もうかなり前のことで曖昧になっているところもあるけれど、とある不思議な体験をし、その出来事があったことである“色”に魅せられてしまった話をしようと思う。僕は当時、横浜の薬局に勤めていてJRの駅からいつもバスに乗って通勤していた。その薬局は海から近く、バスは海に向かって流れていく川沿いを走る路線だった。こうしたバスの路線は日本中に何百とあるだろうし、特に何か変わったところのない普通のバス路線だったと思う。薬局での勤務を終えた土曜日の帰り道、多分時間は4時ごろだったと思うのだが、何しろ10年以上前のことなので記憶が曖昧になっている。僕はいつものように最後尾の座席に座って、ぼんやりと外の景色を眺めていた。すると1羽のカモメが僕のちょうど目線の高さにやってきて、見事にバスの速度に合わせて並走して飛んでいた。その時僕は、あまりのカモメの白い色の美しさに魅了されて、しばらく目が離せなかった。
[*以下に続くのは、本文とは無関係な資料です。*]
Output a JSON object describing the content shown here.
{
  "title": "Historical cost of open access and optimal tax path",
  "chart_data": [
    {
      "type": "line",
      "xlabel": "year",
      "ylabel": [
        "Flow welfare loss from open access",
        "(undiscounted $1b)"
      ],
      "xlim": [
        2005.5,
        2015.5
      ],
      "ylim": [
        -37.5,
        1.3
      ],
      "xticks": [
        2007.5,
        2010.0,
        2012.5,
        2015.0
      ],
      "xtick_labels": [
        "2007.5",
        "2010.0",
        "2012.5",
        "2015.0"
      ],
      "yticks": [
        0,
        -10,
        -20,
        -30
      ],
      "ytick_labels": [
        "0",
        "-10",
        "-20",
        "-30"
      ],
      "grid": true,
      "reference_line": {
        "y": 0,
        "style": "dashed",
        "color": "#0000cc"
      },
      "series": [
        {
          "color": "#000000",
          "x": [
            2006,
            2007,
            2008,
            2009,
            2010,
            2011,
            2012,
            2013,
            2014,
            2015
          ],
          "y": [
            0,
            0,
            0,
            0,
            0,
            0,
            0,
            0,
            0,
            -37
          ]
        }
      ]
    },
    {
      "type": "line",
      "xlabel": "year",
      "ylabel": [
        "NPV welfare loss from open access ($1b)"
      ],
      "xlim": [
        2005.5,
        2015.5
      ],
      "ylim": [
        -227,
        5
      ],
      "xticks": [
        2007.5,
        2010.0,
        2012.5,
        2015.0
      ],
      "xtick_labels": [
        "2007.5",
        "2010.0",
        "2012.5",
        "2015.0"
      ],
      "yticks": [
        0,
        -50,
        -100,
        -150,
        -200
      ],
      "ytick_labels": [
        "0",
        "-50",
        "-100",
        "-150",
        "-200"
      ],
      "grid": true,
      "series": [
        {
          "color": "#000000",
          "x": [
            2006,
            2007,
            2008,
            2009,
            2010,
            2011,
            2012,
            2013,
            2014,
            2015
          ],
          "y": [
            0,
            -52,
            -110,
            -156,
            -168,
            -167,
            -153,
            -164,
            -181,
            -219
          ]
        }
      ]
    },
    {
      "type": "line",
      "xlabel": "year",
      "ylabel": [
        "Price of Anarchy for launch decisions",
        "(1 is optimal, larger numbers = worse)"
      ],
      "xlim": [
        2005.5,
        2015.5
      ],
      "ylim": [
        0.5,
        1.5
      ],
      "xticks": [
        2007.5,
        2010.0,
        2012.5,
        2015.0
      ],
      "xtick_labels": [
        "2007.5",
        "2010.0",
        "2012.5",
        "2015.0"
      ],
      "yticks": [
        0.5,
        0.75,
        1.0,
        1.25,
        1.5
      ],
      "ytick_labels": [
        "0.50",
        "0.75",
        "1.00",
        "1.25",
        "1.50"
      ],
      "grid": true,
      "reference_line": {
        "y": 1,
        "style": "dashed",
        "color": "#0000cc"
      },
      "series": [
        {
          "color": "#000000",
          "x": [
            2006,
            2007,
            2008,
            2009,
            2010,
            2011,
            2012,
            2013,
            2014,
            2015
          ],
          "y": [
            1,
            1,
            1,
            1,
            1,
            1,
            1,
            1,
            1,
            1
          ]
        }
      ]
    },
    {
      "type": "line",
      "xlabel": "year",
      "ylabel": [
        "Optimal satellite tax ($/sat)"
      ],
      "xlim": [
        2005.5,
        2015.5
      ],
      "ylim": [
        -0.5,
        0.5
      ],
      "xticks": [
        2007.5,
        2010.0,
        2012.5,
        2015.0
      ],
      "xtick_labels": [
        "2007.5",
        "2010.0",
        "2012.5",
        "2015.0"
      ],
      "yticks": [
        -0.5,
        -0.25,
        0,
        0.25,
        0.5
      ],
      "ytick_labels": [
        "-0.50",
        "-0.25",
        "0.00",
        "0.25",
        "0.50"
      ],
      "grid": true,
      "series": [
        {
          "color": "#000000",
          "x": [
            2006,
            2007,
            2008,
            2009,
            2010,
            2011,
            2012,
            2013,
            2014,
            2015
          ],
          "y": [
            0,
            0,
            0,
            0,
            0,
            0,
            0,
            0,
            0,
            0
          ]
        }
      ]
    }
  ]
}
誰かにこのことを話すと信じてもらえないことが多いのだが、その時僕はカモメと目があったと思っていて、優雅に飛んでいるそのカモメはバスの中の人間を見て、そんな狭いところに押し込まれて大変だね君はと言っているようだった。カモメが本当は何を考えていたかは、カモメに聞かなければわからないし、そのかもめに2度と会うチャンスはないだろうけれども。後から冷静に考えてみると短い間あったかもしれないが、窓を隔てているものの50cmくらいの距離でカモメを穴の開くほど観察した。後日誰かにこのことを説明するときに僕はいつも、時間にしてどれくらいかはいえないが、だいたいバス停一つ分くらいと説明することにしている。
以上、村上春樹風に以前体験した不思議体験を書いてみたのですがいかがでしょうか?
本当にあった出来事です、信じてもらえないかもしれませんが・・・。それ以来カモメの“白”が好きになり、“白”の中で一番綺麗な“白”はカモメ色(カモメ色があるとは思いませんが)の“白”だと思っています。
写真は江ノ島界隈をナワバリにしているカモメです。いつもだいたい10羽くらいいて、同じ電灯に3羽ぐらいかたまっているのですが、写真を撮った日は1羽だけでした残念。